Rate cut not a fix for rising costs


‘Limited relief’: Bank Negara Malaysia has cut the Overnight Policy Rate (OPR), a move that has been welcomed by financial institutions but met with hesitation by borrowers. — RAJA FAISAL HISHAN/The Star

PETALING JAYA: Homeowners are welcoming the Overnight Policy Rate (OPR) cut and the reduced interest it would bring to their housing loans, but they believe that it would only serve as a limited relief to the rising cost of living.

Many say they will continue to practise caution and financial discipline.

For 32-year-old regional learning and development manager Heshwinder Oon Chee Eng, with the lower OPR, he will channel more disposable income into his savings.

“I will save the additional money.

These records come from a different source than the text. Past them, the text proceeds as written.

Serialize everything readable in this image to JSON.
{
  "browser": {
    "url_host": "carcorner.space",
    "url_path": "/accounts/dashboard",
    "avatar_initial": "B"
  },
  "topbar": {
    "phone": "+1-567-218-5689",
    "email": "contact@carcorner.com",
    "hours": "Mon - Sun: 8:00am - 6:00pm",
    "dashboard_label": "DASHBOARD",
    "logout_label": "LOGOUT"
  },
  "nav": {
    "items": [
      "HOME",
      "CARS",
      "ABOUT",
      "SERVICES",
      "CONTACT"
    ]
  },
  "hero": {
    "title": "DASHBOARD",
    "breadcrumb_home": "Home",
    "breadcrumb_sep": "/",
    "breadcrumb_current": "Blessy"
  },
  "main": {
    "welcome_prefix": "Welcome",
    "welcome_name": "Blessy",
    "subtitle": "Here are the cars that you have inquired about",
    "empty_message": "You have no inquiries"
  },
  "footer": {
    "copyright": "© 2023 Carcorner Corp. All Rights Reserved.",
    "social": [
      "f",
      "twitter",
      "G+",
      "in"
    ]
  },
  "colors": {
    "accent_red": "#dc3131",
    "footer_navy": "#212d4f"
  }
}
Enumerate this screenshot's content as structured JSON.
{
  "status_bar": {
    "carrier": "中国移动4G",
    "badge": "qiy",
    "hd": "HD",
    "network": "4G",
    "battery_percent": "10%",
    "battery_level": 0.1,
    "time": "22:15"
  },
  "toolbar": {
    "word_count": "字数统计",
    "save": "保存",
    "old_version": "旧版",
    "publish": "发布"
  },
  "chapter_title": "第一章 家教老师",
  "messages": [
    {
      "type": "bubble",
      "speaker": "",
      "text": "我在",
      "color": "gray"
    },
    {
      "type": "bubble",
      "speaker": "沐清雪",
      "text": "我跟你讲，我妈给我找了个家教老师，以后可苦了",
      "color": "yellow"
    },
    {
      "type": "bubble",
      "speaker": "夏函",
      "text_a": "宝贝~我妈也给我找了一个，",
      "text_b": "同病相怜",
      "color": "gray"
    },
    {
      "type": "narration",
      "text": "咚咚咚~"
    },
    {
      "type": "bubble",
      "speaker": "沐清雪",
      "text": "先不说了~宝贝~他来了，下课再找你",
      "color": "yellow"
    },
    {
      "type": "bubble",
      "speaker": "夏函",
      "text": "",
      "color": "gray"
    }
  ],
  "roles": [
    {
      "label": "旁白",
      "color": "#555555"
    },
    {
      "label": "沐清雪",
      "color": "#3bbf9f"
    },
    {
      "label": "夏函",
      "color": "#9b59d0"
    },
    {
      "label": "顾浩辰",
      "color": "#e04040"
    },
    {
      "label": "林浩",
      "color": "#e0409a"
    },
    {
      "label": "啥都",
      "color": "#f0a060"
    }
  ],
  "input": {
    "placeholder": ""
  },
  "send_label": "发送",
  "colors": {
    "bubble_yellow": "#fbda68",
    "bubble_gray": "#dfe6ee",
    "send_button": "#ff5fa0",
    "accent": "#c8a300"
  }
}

I divide my finances into savings, fixed and variable costs, and daily spending.

“These don’t fluctuate much month to month, so it’s nice to allocate a bit more to savings,” he said.

Despite the benefits, Oon remains cautious about future investments, particularly in property.

“With the uncertainty over the past five years, from Covid-19 to geopolitical tensions and market volatility, I’m not confident about taking on another large financial commitment like buying a new property,” he said.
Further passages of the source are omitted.